墨田区の下町育ちの幼なじみである有田国政と堀源二郎の二人をユーモラスに描いた老人小説である。
実直で堅物の銀行員として生きてきた政に対し、つまみ簪職人の源は自由奔放で飄々として無茶苦茶な爺さんであり。横鬢にわずかに残った髪の毛を赤やらピンクやら青やらに染めるようなおちゃらけぶりだ。
大恋愛の末に一緒になった妻とは早くに死に別れた源に対し、普通に見合い結婚をし、穏やかな家庭を営んできたと思っていた政だが、妻には熟年別居され、孤独に暮らしている。
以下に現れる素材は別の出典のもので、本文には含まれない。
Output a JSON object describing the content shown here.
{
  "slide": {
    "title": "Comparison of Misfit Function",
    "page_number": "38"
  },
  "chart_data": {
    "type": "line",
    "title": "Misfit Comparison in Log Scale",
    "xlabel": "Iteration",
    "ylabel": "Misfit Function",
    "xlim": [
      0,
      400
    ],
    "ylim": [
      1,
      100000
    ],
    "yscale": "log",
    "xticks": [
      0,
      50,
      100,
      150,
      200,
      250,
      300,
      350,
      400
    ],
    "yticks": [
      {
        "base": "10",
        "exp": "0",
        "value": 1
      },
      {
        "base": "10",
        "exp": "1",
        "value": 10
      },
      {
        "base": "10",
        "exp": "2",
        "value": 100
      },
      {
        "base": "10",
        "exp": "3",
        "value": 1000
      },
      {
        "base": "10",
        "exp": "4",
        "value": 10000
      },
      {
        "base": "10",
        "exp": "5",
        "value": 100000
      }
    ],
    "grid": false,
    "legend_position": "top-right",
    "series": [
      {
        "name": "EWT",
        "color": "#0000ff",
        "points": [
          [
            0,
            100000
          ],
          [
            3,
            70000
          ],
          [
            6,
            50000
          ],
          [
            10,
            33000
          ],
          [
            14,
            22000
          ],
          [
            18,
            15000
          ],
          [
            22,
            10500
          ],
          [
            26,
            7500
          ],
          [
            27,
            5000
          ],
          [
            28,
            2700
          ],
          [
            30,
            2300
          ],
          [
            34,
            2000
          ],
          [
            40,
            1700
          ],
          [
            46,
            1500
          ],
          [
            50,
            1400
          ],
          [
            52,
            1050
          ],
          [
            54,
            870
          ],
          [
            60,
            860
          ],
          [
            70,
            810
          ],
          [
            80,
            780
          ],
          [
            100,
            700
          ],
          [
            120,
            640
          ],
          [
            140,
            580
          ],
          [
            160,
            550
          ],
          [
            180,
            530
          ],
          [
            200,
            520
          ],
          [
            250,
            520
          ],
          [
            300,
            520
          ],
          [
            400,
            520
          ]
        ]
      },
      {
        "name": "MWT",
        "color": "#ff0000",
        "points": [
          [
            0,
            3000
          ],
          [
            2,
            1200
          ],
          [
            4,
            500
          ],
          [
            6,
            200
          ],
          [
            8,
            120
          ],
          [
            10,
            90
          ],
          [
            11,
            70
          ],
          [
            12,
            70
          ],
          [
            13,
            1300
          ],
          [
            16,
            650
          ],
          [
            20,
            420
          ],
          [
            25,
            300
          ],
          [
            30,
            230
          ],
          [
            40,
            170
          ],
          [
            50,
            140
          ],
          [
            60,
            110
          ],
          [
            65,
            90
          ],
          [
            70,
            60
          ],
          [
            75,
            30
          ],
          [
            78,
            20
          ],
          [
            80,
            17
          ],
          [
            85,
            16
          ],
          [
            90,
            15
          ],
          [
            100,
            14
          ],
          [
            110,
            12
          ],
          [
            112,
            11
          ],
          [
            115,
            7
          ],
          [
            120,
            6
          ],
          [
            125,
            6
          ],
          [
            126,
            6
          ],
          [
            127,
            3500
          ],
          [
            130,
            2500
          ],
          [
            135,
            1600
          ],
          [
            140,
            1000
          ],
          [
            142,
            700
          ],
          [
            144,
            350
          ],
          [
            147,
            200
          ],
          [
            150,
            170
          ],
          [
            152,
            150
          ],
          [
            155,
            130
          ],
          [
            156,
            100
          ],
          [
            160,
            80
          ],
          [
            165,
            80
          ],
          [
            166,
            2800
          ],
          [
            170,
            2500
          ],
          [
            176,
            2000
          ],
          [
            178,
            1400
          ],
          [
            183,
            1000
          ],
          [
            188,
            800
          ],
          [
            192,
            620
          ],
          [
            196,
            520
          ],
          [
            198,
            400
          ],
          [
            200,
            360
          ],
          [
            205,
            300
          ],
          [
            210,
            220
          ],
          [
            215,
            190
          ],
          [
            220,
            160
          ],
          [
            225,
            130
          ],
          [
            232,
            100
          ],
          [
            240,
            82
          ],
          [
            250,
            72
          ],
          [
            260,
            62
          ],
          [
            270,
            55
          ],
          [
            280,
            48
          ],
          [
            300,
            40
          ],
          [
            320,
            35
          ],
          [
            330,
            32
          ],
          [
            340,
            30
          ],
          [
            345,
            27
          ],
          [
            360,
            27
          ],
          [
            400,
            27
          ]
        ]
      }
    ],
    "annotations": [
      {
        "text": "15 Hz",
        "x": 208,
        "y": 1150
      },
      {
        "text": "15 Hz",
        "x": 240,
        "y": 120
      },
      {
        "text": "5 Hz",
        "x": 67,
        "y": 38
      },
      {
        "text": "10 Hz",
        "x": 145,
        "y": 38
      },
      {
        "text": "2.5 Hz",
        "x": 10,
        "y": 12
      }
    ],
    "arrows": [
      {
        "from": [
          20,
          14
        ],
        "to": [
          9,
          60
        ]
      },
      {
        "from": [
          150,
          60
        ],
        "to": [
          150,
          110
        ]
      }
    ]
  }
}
孤独な侘しい生活を送る政は、馬鹿っぽいけど気の良い弟子徹平がいて、弟子の彼女も慕ってくれる源が羨ましくて仕方がない。寂しさから源の家にちょくちょく顔を出し、しかしやっかみの念も湧いてくると言う、なかなかに複雑な心境を上手く描いている。
徹平から仲人を頼まれてしまった政は、別居している妻を口説き落として結婚式に参加させることが出来るのか?その涙ぐましい努力も笑わせる。
元気な老人を描いて楽しい小説だった。